LICENCIEMENT DISCIPLINAIRE : L’utilisation abusive du matériel de l’entreprise peut constituer une faute grave… ou pas…

Face à des faits fautifs, il est parfois délicat pour l’employeur d’apprécier la sanction à infliger  et, pour le salarié licencié, de savoir si sa contestation peut prospérer devant le conseil de prud’hommes tant la matière relève le plus souvent de la casuistique.

L’on sait qu’il incombe au juge du fond, en vertu de l’article L. 1235-1 du code du travail, d’apprécier le caractère réel et sérieux du motif de licenciement disciplinaire.

Il peut à ce titre décider que les faits reprochés au salarié étaient bien fautifs tout en estimant que le licenciement constitue une sanction disproportionnée et, en conséquence, se trouve dépourvu de cause réelle et sérieuse.

Il peut aussi considérer qu’un licenciement pour faute grave est injustifié, mais qu’il existe néanmoins une cause réelle et sérieuse de licenciement.

Il peut encore considérer comme dépourvu de cause réelle et sérieuse un licenciement pour faute grave si la sanction était, selon son appréciation, disproportionnée, ce alors-même qu’il retient que certains faits étaient effectivement fautifs.

La Cour de cassation donne un récent exemple de cette dernière hypothèse dans un arrêt du 25 octobre 2017 qui illustre la fluctuation jurisprudentielle.

Une salariée est licenciée pour faute grave pour avoir détourné, à des fins personnelles, l’ordinateur mis à sa disposition par l’entreprise.
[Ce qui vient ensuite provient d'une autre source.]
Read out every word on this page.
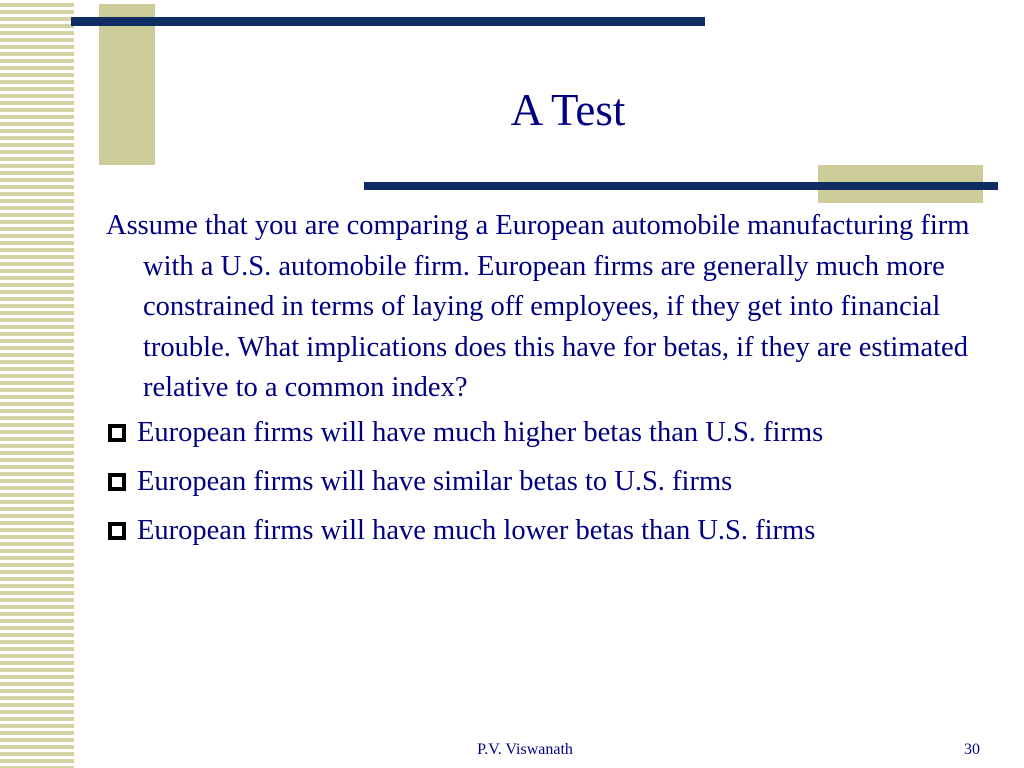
A Test

Assume that you are comparing a European automobile manufacturing firm with a U.S. automobile firm. European firms are generally much more constrained in terms of laying off employees, if they get into financial trouble. What implications does this have for betas, if they are estimated relative to a common index?

European firms will have much higher betas than U.S. firms
European firms will have similar betas to U.S. firms
European firms will have much lower betas than U.S. firms
P.V. Viswanath	30
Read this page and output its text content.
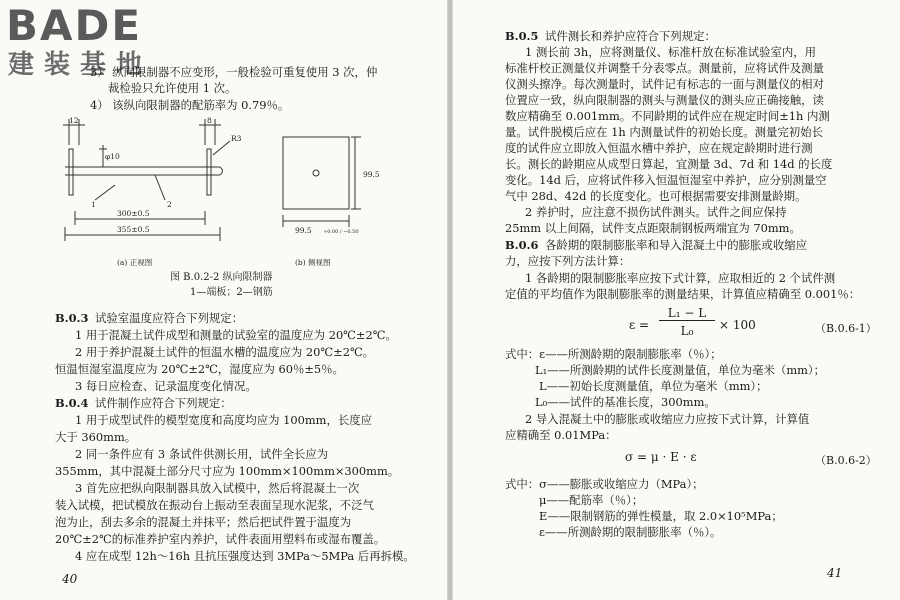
BADE
建装基地
3） 纵向限制器不应变形，一般检验可重复使用 3 次，仲
裁检验只允许使用 1 次。
4） 该纵向限制器的配筋率为 0.79％。
12	8
φ10
R3
1	2
300±0.5
355±0.5
99.5
99.5 +0.00 / −0.50
(a) 正视图	(b) 侧视图
图 B.0.2-2 纵向限制器
1—端板；2—钢筋
B.0.3 试验室温度应符合下列规定：
1 用于混凝土试件成型和测量的试验室的温度应为 20℃±2℃。
2 用于养护混凝土试件的恒温水槽的温度应为 20℃±2℃。
恒温恒湿室温度应为 20℃±2℃，湿度应为 60％±5％。
3 每日应检查、记录温度变化情况。
B.0.4 试件制作应符合下列规定：
1 用于成型试件的模型宽度和高度均应为 100mm，长度应
大于 360mm。
2 同一条件应有 3 条试件供测长用，试件全长应为
355mm，其中混凝土部分尺寸应为 100mm×100mm×300mm。
3 首先应把纵向限制器具放入试模中，然后将混凝土一次
装入试模，把试模放在振动台上振动至表面呈现水泥浆，不泛气
泡为止，刮去多余的混凝土并抹平；然后把试件置于温度为
20℃±2℃的标准养护室内养护，试件表面用塑料布或湿布覆盖。
4 应在成型 12h～16h 且抗压强度达到 3MPa～5MPa 后再拆模。
40
B.0.5 试件测长和养护应符合下列规定：
1 测长前 3h，应将测量仪、标准杆放在标准试验室内，用
标准杆校正测量仪并调整千分表零点。测量前，应将试件及测量
仪测头擦净。每次测量时，试件记有标志的一面与测量仪的相对
位置应一致，纵向限制器的测头与测量仪的测头应正确接触，读
数应精确至 0.001mm。不同龄期的试件应在规定时间±1h 内测
量。试件脱模后应在 1h 内测量试件的初始长度。测量完初始长
度的试件应立即放入恒温水槽中养护，应在规定龄期时进行测
长。测长的龄期应从成型日算起，宜测量 3d、7d 和 14d 的长度
变化。14d 后，应将试件移入恒温恒湿室中养护，应分别测量空
气中 28d、42d 的长度变化。也可根据需要安排测量龄期。
2 养护时，应注意不损伤试件测头。试件之间应保持
25mm 以上间隔，试件支点距限制钢板两端宜为 70mm。
B.0.6 各龄期的限制膨胀率和导入混凝土中的膨胀或收缩应
力，应按下列方法计算：
1 各龄期的限制膨胀率应按下式计算，应取相近的 2 个试件测
定值的平均值作为限制膨胀率的测量结果，计算值应精确至 0.001％：
ε =
L₁ − L
L₀	× 100	（B.0.6-1）
式中：ε——所测龄期的限制膨胀率（％）；
L₁——所测龄期的试件长度测量值，单位为毫米（mm）；
L——初始长度测量值，单位为毫米（mm）；
L₀——试件的基准长度，300mm。
2 导入混凝土中的膨胀或收缩应力应按下式计算，计算值
应精确至 0.01MPa：
σ = μ · E · ε	（B.0.6-2）
式中：σ——膨胀或收缩应力（MPa）；
μ——配筋率（％）；
E——限制钢筋的弹性模量，取 2.0×10⁵MPa；
ε——所测龄期的限制膨胀率（％）。
41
Elle avait en effet téléchargé 10 giga-octets de photos et de vidéos pour un usage strictement privé, sans lien avec son travail.

Il lui était également reproché une utilisation abusive de sa carte de carburant et de télépéage  pour son usage personnel.

La salariée était contractuellement autorisée à utiliser le véhicule de l’entreprise à des fins personnelles avec pour seule restriction, le caractère « raisonnable » de l’usage.

L’employeur estimait ainsi abusif le fait d’avoir parcouru à titre non professionnel 2 143 kilomètres en 4 mois et d’avoir fait usage du télépéage à 4 reprises pendant la période de mise à pied conservatoire.

La cour d’appel a estimé que l’employeur ne démontrait pas en quoi une moyenne de 500 km par mois serait abusive. Si elle retient  les deux autres fautes, à savoir  le caractère abusif du téléchargement privé sur l’ordinateur et le caractère fautif de l’utilisation la carte de télépéage, elle considère néanmoins que l’employeur ne démontre pas le caractère illicite des données litigieuses et estime donc que la sanction de ces faits fautifs par un licenciement apparaît disproportionnée  et que le licenciement est donc dépourvu de cause réelle et sérieuse.

L’employeur, à l’appui de son pourvoi, a fait valoir :

  • que, dès lors que la cour d’appel avait constaté le caractère fautif de l’utilisation de l’ordinateur, elle devait valider la faute grave sans exiger la preuve de l’illicéité du contenu des fichiers ;
  • que la cour d’appel n’avait pas non plus à apprécier la proportionnalité de la sanction.

La Cour de cassation ne l’a pas suivi. Elle a considéré au contraire que les juges du fond peuvent évaluer non seulement le caractère réel mais aussi, dans leur appréciation souveraine, le caractère sérieux du motif de licenciement pour motif disciplinaire.

Dès lors, la cour d’appel a pu estimer que l’utilisation abusive de la carte de télépéage et le téléchargement parfois abusif de fichiers personnels sur l’ordinateur de l’entreprise ne constituait pas une faute grave, et a pu décider qu’elle ne constituait pas non plus une cause réelle et sérieuse.

A l’inverse, dans un arrêt du 3 mai 2016, la Chambre Sociale avait admis que le licenciement d’un salarié pour une seule utilisation à titre personnel d’un badge de télépéage procédait d’une cause réelle et sérieuse.

L’appréciation judiciaire est donc en la matière opérée au cas par cas, en fonction du degré de la faute.

Cela laisse une marge de manœuvre aux plaideurs mais doit inciter à la prudence au moment du choix du licenciement.